Le troisième chant est consacré à l’observateur naturaliste, qui, environné des ouvrages et des merveilles de la nature, s’attache à les connaître, et donne ainsi plus d’intérêt à ses promenades, de charmes à son domicile et d’occupations à ses loisirs ; se forme un cabinet d’histoire naturelle, orné, non de merveilles étrangères, mais de celles qui l’environnent, et qui, nées dans son propre sol, lui deviennent plus intéressantes encore. Le sujet de ce chant est le plus fécond de tous, et jamais une carrière et plus vaste et plus neuve ne fut ouverte à la poësie.

Enfin le quatrième apprend au poëte des champs à célébrer, en vers dignes de la nature, ses phénomènes et ses richesses. En enseignant l’art de peindre les beautés champêtres, l’auteur a tâché d’en saisir lui-même les traits les plus majestueux et les plus touchans.

Le traducteur des Géorgiques de Virgile, en composant les siennes, s’est affligé souvent d’avoir avec son modèle la plus triste des ressemblances. Comme Virgile, il a écrit sur les plaisirs et les travaux champêtres pendant que les campagnes étoient désolées par la guerre civile et la guerre étrangère : comme lui, il détournoit ses yeux de ces amas de cadavres et de ruines, pour les rejeter sur les douces images du premier art de l’homme et des innocentes délices des champs. Auguste, paisible possesseur de Rome encore sanglante, s’occupa de ranimer l’agriculture et les bonnes moeurs, qui marchent à sa suite ; il engagea Virgile à publier ses géorgiques : elles parurent avec la paix, et en augmentèrent les charmes. C’est un heureux augure pour son imitateur : puisse ce poëme porter dans les ames effarouchées par de longues craintes, ulcérées par de longues souffrances, des sentimens doux et des affections vertueuses ! L’indulgence du lecteur jugera moins rigoureusement un ouvrage composé dans des temps si malheureux : il eût été plus soigné et moins imparfait, s’il eût été composé avec un esprit libre et un cœur plus tranquille, et si, dans cette terrible révolution, l’auteur n’eût perdu que sa fortune !

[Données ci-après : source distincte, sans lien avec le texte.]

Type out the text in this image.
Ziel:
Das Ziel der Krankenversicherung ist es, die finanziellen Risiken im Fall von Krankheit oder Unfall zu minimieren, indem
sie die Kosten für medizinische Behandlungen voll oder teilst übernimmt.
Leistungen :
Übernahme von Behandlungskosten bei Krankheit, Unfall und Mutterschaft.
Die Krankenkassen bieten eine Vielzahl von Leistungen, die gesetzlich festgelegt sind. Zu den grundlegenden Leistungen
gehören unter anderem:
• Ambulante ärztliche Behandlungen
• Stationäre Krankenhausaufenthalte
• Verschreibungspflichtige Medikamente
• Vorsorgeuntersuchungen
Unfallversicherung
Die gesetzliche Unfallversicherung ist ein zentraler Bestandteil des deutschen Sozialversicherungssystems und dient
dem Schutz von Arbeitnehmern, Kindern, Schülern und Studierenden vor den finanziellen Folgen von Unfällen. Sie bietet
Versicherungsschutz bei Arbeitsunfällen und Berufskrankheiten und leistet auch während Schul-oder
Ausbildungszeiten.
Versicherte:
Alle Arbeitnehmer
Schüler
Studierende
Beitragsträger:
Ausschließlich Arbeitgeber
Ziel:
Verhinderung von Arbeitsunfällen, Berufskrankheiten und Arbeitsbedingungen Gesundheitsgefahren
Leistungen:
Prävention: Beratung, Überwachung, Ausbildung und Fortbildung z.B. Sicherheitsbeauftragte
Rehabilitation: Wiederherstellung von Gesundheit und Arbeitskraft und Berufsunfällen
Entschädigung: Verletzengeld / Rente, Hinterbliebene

Je finis cette préface par désavouer plusieurs morceaux de mes ouvrages non imprimés, qui se trouvent épars dans des journaux ou des recueils, morceaux dans lesquels j’ai trouvé avec peine des passages insérés par des mains étrangères ; tels sont particulièrement une traduction d’une satyre de Pope, faite presque au sortir de mon enfance, et une lettre écrite de Constantinople sur des ruines de la Grèce : il est juste qu’on ne soit chargé que de ses propres fautes.



  1. La traduction de M. Lefranc a été imprimé depuis quelques années.
  2. Tels sont les vers qui commencent par ces mort : Il revoit ces grands bois, si chers à sa mémoire. Ayant travaillé ce livre, je ne puis pas répondre qu’il n’y ait pas dans ce poëme quelques traces de réminiscence. J’en préviens d’avance ceux qui font un grand crime de ces petits torts.